Daniel J. Rosenthal

Associate, Washington, DC

Biography

Overview

Daniel Rosenthal is an associate in the Firm's Global Antitrust/Competition Practice. He is widely considered a "go-to" practitioner for government merger and non-merger investigations, and counseling on antitrust issues, with a proven track record advising clients on complex cross-border transactions with multiple merger clearance requirements. 

Daniel brings creativity, deep knowledge, and a pragmatic approach when guiding clients in all phases of merger clearance before the Federal Trade Commission and Department of Justice. He has broad experience handling complex antitrust issues in a variety of industries, including healthcare, pharmaceuticals, biotechnology, manufacturing, petroleum, solid waste, transportation, automobile components, semiconductors, software, hardware, chemicals, energy, entertainment, and retail sales. 

Daniel has also successfully defended non-merger investigations, including investigations of violations of Section 8 of the Clayton Act, and has advocated for government intervention on behalf of parties adversely impacted by proposed mergers.

Clients rely on Daniel's advice on issues relating to the Hart-Scott-Rodino Antitrust Improvements Act of 1976 (HSR Act) as well as international merger notification requirements.

Clients also turn to Daniel on a variety of antitrust risk management issues relating to business initiatives such as joint ventures, pricing and distribution strategies, information and data-sharing, and trade association and industry-wide collaborative efforts.
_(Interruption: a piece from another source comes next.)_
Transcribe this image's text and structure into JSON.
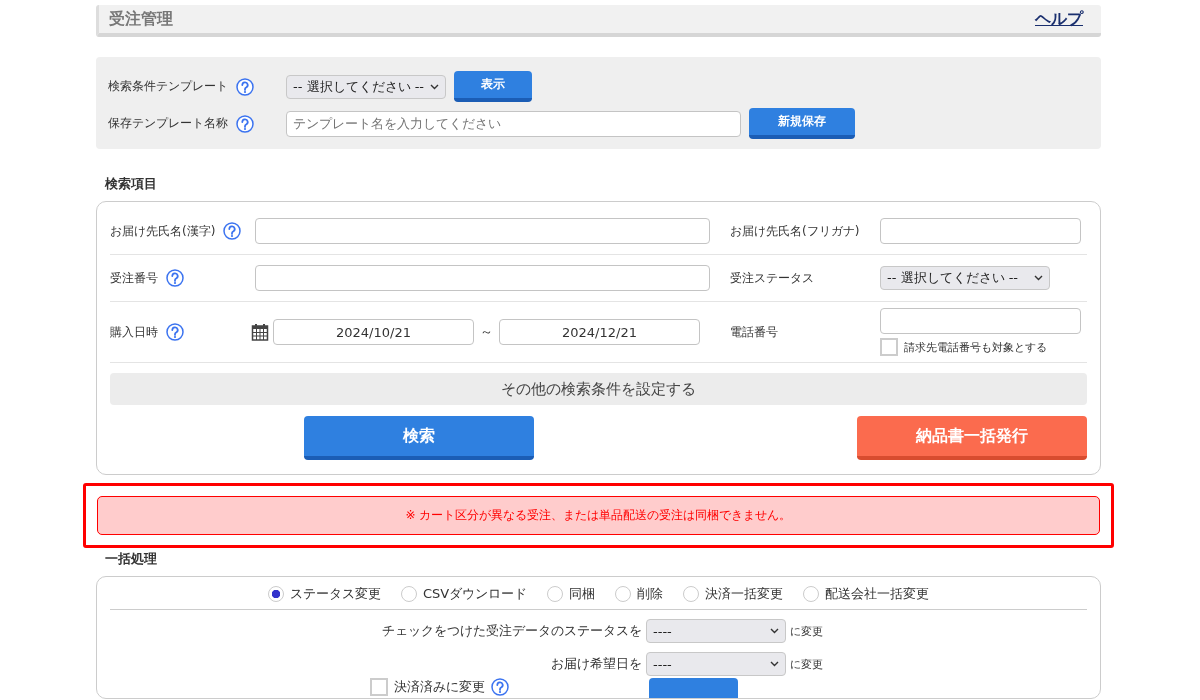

In addition, Daniel helped develop White & Case's Global Antitrust Merger StatPak (WAMS), a first-of-its-kind resource providing information on merger control filing activity by competition authorities around the world. He has also authored and co-authored a number of articles and publications, including the US chapter of Merger Control, a comparative guide published by The Legal 500 (2018, 2019, 2020, 2021).

Bars and Courts
District of Columbia Bar
New York State Bar
Massachusetts State Bar
US District Court for the District of Columbia
Education
JD
University of Virginia School of Law
BA
Emory University
Languages
English

Experience

Recent representative transactions:

Tufin Software Technologies Ltd. on its acquisition by Turn/River Capital for a total of US$570 million.

Triton on its £1.2 billion acquisition of Clinigen Group plc.

Avast on its proposed US$9.2 billion merger with NortonLifeLock Inc. which is being structured as a takeover of Avast by NortonLifeLock.

DIC Corporation, a Japanese fine chemicals company, and its US subsidiary Sun Chemical Corporation, in connection with DIC's €1.15 billion acquisition of BASF's global pigments business, known as BASF Colors & Effects.

Kobalt Music Group on its US$430 million sale of certain subsidiaries to Sony Music Entertainment.

Continental Resources in its US$3.25 billion acquisition of certain entities and assets in the Permian Basin from affiliates of Pioneer Natural Resources Company, one of the largest independent oil and gas exploration and production companies in the United States.

Macquarie Infrastructure Partners in its US$2.9 billion acquisition of Cincinnati Bell 

Metso Corporation on the combination of Metso Minerals and Outotec Oyj under the name Metso Outotec.

Vertex Pharmaceuticals, Inc., in its acquisition of cystic fibrosis drug, CTP-656, from Concert Pharmaceuticals, Inc., for up to US$250 million.

Anthem, Inc., in its attempted US$54.2 billion acquisition of Cigna Corporation.

Shenzhen Hepalink Pharmaceuticals' acquisition of Scientific Protein Laboratories for US$337.5 million.  This transaction is one of the most significant Chinese investments in the US healthcare industry, and is the first major Chinese investment in the US in the Heparin industry following the 2008 Heparin-from-China contamination scare.

Calpine Corporation, in its US$17 billion sale to Energy Capital Partners, and a consortium of investors including Access Industries and Canadian Pension Plan Investment Board.

Iconix Brand Group, Inc. in the US$345 million sale of its entertainment division to DHX Media Ltd. Iconix's entertainment division included an 80 percent controlling interest in the Peanuts branded business, including content featuring Snoopy, Charlie Brown, Lucy and other well-known characters, and 100 percent of the Strawberry Shortcake business and its related characters.

Roark Capital Group and its portfolio company Arby's Restaurant Group, in Arby's US$2.9 billion acquisition of Buffalo Wild Wings, Inc.